SEC Charges Advisory Firm with $19 Million in Improper Private Placement Sales
The Securities and Exchange Commission has charged a Connecticut-based investment advisory firm and its chief executive officer for allegedly putting $19 million of investor money, including elderly investors’ retirement savings and pension plans, in unsuitable illiquid private placement offerings.
The Securities and Exchange Commission has charged a Connecticut-based investment advisory firm and its chief executive officer for allegedly putting $19 million of investor money, including elderly investors’ retirement savings and pension plans, in unsuitable illiquid private placement offerings.
The SEC’s complaint alleges that Temenos Advisory Inc. and George L. Taylor steered advisory clients and other investors, including senior citizens and individuals approaching retirement, into four illiquid private offerings. The SEC claims that Temenos and Taylor repeatedly downplayed or concealed risks, and overstated potential gains, associated with the investments.

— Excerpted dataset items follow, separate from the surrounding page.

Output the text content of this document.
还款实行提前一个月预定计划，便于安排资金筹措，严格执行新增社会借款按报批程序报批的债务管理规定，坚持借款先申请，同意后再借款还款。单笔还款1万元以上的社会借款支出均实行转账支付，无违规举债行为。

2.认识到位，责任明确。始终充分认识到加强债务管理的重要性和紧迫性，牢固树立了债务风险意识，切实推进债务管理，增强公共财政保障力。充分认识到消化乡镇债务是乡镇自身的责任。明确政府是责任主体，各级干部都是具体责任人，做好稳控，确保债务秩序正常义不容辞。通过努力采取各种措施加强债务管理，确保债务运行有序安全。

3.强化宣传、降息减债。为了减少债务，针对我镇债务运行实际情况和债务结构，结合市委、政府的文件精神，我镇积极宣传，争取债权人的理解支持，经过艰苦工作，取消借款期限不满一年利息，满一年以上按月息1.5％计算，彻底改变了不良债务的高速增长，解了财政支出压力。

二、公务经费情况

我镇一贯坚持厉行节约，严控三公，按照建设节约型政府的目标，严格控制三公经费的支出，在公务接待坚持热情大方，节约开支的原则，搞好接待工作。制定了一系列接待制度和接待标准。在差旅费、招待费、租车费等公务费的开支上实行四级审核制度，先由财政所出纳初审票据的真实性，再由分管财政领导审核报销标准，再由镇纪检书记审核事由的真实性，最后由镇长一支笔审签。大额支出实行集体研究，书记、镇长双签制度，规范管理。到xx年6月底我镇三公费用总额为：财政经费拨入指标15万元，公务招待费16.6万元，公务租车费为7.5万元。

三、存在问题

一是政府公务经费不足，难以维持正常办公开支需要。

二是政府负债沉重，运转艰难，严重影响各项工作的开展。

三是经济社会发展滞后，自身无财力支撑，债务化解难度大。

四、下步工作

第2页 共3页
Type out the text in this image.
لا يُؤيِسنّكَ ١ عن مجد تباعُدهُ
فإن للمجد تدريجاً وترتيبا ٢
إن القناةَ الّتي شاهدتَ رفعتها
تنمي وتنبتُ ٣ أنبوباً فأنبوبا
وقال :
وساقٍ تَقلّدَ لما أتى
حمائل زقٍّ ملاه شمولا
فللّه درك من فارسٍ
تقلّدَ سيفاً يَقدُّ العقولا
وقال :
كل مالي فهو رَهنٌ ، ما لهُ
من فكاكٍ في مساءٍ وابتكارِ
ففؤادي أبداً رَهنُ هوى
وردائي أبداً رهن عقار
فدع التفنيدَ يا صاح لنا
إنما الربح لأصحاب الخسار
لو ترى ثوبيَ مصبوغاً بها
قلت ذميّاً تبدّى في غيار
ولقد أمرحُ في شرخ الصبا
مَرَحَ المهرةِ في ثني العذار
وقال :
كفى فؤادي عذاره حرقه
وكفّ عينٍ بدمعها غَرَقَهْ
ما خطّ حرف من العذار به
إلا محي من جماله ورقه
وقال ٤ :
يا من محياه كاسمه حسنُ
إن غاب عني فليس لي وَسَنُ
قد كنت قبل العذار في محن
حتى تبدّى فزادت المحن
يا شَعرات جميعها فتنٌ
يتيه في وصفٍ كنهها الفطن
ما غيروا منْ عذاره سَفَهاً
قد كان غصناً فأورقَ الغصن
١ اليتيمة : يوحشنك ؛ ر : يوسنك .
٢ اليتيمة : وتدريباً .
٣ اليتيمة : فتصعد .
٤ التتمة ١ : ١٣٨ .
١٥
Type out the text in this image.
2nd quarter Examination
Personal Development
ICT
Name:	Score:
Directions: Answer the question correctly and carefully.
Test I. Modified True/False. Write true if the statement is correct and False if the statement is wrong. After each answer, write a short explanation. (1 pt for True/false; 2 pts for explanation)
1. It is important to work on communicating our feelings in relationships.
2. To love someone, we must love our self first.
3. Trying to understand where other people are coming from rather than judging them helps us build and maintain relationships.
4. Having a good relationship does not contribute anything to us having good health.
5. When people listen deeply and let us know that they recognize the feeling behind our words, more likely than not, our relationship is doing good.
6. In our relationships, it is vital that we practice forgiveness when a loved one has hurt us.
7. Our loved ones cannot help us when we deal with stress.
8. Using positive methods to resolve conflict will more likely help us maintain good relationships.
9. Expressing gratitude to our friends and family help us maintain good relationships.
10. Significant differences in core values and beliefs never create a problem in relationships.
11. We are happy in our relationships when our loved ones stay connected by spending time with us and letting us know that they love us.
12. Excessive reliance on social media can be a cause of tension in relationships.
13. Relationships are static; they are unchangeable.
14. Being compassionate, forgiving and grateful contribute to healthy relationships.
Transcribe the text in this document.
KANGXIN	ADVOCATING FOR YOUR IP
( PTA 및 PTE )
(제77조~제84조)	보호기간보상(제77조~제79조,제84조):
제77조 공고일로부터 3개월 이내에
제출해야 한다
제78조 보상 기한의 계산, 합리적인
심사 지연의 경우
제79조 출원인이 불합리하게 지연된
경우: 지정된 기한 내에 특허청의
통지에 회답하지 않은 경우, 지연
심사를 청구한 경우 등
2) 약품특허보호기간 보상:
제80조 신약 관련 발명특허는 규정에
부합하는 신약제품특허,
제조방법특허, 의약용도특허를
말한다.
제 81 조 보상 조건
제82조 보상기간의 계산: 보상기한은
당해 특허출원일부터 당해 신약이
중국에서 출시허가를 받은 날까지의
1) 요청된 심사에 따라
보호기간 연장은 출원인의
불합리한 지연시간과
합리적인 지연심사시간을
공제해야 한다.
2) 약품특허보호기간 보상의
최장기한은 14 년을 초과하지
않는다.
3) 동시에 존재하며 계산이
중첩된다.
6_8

While Temenos and Taylor charged advisory fees for supposedly unbiased financial advice, they allegedly concealed from their clients the high commissions they were receiving, including cash and ownership stakes in the private companies they recommended. The SEC also alleges that Temenos and Taylor “grossly overbilled” some of their advisory clients.
“Investment advisers must put clients’ interests ahead of their own,” said Paul Levenson, director of the SEC’s Boston regional office. “Temenos violated that duty by placing clients in risky private placements while downplaying the risk of those investments and concealing the financial conflicts that motivated the recommendations.”
The SEC’s complaint, filed in federal court in Connecticut, charges the defendants with violating the anti-fraud and registration provisions of the federal securities laws. The SEC is seeking disgorgement of ill-gotten gains plus interest, penalties, and permanent injunctions.